I built a stereoscopic camera mobile app which performs automatic alignment using findTransformEcc and the app is working pretty well with it. I know I should probably be using rectifyStereoUncalibrated preceded by keypoints and descriptors etc. etc. but I get bad results from that despite many different approaches attempted and I'm super frustrated. So instead, I'm sticking with findTransformEcc (at least for now). At the moment I'm using MotionType.Euclidean (restricted to translations and rotations) but I would like to change that.

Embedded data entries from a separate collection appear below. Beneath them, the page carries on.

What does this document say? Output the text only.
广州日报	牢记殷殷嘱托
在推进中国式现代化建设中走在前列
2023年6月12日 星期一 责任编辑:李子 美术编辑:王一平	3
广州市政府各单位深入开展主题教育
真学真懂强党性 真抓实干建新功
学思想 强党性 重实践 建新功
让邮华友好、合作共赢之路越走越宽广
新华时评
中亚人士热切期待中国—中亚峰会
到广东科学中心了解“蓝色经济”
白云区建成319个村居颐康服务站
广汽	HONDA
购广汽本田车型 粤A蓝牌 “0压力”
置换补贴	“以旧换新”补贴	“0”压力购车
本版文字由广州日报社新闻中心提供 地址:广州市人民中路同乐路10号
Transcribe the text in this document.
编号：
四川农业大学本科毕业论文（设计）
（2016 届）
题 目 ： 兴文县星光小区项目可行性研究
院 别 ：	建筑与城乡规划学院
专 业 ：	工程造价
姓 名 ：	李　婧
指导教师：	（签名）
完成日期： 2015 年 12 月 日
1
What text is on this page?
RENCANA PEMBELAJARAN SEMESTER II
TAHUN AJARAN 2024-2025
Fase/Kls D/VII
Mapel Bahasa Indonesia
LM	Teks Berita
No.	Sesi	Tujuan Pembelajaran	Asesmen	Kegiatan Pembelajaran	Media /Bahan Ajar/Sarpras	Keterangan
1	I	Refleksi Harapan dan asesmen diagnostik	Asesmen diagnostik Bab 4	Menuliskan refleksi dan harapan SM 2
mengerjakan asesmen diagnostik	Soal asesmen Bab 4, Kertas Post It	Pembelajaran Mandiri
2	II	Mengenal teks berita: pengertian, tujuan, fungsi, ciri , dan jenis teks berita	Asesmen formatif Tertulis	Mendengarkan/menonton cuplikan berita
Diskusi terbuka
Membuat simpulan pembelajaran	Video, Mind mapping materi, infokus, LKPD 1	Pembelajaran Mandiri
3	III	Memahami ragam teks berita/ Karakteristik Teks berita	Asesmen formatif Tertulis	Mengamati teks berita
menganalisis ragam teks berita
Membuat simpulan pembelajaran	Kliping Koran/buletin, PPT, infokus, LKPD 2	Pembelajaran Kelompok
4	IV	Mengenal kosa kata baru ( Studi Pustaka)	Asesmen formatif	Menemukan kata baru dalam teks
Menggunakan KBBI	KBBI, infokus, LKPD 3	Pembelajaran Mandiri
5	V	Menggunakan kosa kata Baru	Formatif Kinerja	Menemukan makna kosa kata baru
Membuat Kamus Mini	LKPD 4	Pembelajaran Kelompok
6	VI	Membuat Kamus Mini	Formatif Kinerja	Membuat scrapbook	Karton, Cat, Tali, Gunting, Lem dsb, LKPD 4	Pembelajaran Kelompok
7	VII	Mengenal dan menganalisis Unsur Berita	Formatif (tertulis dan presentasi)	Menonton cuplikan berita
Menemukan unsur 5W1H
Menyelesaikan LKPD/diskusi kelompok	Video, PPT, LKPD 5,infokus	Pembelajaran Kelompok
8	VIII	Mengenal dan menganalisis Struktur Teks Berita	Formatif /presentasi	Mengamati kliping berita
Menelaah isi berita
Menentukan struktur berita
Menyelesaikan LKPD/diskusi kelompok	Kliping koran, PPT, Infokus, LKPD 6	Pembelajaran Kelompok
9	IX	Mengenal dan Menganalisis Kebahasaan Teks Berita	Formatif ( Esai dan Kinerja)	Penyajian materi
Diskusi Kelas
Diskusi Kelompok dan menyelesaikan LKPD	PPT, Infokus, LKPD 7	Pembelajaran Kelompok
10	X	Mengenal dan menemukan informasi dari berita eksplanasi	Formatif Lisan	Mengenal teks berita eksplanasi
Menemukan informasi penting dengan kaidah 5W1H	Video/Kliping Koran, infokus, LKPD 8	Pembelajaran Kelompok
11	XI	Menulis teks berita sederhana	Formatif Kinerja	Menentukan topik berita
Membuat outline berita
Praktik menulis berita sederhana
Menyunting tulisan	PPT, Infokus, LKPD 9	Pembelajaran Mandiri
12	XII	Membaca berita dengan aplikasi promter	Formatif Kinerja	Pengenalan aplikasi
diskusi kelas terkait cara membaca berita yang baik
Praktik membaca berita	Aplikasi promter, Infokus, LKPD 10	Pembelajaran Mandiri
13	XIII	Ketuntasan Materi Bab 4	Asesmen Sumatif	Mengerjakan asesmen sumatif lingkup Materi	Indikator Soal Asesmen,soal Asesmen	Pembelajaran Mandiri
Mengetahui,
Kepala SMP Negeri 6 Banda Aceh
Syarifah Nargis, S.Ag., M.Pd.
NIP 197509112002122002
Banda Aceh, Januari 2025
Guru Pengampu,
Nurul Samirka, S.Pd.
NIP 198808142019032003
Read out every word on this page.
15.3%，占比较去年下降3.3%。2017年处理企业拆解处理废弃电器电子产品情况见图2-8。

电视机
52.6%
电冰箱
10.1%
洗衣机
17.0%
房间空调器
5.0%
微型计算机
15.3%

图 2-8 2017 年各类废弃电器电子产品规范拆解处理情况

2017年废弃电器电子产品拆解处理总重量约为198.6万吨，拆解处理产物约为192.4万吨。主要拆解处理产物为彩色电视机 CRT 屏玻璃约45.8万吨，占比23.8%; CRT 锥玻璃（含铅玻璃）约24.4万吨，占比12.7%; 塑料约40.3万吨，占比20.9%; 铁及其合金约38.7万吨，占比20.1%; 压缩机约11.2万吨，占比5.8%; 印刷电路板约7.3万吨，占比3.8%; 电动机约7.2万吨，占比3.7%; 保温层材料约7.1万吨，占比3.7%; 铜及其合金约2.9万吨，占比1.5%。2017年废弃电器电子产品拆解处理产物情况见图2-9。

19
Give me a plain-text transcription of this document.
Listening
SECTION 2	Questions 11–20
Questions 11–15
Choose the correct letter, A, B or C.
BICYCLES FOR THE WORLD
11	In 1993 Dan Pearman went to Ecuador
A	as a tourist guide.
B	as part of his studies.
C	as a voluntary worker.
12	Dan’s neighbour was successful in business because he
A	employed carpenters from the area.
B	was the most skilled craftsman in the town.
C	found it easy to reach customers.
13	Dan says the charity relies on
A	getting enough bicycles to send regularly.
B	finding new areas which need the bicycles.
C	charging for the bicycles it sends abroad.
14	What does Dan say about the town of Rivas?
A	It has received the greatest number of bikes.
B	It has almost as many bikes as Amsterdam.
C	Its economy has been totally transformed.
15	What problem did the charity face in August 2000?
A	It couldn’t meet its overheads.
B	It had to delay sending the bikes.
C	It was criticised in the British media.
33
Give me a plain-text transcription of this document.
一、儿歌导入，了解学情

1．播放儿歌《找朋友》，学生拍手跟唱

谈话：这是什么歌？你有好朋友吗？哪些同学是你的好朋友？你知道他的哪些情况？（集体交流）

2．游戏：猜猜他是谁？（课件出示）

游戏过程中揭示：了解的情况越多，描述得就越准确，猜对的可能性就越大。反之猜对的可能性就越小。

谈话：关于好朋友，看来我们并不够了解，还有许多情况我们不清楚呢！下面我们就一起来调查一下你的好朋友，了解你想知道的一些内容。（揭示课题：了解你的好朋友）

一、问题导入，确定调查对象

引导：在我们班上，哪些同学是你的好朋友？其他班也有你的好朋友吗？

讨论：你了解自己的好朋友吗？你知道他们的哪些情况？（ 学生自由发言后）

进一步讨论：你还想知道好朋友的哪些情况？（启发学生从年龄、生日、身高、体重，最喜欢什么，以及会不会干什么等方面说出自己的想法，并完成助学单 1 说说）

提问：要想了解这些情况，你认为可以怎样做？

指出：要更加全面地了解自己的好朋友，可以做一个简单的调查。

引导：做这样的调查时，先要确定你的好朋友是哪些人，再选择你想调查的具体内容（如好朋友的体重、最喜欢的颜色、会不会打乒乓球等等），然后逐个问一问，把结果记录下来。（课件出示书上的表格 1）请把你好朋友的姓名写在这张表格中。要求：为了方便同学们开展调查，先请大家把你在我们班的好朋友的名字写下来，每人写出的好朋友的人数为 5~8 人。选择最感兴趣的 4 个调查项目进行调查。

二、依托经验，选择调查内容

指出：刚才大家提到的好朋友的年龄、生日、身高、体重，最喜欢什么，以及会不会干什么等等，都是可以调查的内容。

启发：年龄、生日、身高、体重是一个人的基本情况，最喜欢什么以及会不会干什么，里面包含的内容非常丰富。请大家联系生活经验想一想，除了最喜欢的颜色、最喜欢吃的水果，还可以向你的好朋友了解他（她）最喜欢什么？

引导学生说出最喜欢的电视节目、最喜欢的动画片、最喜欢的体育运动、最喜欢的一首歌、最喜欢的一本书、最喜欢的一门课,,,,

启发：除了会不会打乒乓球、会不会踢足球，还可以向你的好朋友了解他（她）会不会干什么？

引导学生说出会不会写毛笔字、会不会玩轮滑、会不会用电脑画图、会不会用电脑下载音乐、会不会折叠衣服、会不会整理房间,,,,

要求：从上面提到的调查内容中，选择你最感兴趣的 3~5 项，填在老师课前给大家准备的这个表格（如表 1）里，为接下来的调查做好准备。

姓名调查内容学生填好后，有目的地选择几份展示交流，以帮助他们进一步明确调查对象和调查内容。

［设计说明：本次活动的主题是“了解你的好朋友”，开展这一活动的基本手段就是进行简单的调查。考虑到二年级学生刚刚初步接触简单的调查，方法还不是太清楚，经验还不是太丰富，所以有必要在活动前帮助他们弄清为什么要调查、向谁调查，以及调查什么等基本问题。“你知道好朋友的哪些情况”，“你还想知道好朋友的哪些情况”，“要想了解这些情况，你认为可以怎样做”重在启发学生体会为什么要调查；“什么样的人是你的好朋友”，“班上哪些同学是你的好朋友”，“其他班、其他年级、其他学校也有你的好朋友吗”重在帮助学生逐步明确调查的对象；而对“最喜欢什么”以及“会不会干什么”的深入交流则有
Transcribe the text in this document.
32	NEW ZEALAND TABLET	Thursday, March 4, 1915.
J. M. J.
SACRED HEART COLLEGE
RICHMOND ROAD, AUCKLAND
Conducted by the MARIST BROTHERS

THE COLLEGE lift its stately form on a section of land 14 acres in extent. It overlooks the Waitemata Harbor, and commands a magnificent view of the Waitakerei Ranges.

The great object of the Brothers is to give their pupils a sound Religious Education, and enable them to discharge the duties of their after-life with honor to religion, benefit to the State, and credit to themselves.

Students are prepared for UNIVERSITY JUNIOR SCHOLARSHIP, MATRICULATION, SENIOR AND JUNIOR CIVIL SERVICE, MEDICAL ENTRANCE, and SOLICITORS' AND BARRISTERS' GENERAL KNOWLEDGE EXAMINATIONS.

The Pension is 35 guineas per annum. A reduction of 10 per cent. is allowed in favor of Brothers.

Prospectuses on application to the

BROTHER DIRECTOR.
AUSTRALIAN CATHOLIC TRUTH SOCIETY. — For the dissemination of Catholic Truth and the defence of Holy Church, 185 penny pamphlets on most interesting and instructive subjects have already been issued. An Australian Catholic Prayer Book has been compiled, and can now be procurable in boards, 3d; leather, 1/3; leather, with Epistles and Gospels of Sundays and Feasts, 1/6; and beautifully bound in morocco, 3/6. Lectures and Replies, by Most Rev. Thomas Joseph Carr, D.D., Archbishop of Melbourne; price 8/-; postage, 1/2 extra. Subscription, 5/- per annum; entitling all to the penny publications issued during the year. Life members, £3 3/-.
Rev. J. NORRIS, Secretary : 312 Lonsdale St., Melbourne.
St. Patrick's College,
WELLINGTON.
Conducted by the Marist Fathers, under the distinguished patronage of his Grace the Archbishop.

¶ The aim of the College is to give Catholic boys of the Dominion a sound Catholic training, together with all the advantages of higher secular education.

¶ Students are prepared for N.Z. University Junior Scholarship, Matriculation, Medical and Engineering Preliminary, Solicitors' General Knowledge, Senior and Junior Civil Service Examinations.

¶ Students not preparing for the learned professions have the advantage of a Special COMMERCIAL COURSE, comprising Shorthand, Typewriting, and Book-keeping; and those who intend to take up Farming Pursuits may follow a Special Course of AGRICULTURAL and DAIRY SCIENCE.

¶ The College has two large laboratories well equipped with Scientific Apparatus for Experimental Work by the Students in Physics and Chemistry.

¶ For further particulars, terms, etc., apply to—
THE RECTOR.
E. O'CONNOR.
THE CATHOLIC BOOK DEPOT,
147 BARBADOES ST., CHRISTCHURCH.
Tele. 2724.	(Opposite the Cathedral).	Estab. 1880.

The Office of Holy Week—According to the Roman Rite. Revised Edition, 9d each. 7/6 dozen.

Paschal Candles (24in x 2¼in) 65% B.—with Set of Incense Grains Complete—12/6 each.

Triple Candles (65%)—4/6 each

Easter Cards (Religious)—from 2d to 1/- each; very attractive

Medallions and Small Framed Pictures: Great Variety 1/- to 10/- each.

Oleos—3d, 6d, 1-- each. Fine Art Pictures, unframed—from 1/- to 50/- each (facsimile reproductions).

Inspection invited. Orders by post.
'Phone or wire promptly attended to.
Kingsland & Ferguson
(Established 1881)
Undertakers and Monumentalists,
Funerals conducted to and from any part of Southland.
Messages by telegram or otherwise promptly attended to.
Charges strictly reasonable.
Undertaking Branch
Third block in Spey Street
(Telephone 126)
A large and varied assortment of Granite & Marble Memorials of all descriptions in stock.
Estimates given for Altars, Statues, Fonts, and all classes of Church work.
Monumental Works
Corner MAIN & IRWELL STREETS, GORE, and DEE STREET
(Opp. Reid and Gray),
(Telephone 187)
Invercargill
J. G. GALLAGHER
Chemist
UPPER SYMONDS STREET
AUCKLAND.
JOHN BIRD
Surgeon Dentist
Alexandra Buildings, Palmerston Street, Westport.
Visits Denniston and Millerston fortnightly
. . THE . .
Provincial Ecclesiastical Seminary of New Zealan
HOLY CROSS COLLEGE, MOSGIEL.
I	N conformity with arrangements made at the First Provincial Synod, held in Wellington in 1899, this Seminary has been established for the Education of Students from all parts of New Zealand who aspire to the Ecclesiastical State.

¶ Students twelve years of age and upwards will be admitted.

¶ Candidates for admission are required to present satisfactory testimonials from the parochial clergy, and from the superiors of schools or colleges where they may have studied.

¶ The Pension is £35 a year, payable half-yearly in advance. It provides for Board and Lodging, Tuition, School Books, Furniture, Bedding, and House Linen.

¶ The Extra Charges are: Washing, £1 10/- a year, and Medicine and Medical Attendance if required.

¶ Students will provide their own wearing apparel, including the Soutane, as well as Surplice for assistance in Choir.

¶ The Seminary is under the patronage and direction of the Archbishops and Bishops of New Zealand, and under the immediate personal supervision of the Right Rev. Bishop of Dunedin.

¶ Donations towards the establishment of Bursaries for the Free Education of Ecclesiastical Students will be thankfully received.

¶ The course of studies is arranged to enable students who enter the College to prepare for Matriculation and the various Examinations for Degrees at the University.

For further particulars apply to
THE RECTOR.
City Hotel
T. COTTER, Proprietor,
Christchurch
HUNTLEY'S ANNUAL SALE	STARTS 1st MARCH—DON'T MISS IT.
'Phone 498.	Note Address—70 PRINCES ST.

So far, the app has worked by having the user take one picture and move to the side to capture the next (chacha method). But now I'm adding the ability to have two phones capture simultaneously. The problem is that the focal length and sensor size (angular field of view) may be different between the two cameras, so in order to align the two pictures I need to allow scaling/zooming. However, if I want to do that with findTransformEcc I can only step up from Euclidean to Affine, it seems like I can't go between. That is, it seems I cannot allow scaling without also allowing shearing, and I don't want shearing.
As another way to explain this, I'd like to get the type of transform that you can get from estimateRigidTranform(array,array,FALSE) (partial affine) but rather than using keypoints as that function does, I want to use findTransformEcc because from my experimentation it just seems to be more reliable.
(https://github.com/KRA2008/crosscam/blob/develop/AutoAlignment/OpenCV.cs is the auto-alignment code if that helps at all)
Take a look at Fourier-Mellin transform based approach: https://github.com/Smorodov/LogPolarFFTTemplateMatcher
It will give you offset, scale and rotation parameters, nothing more.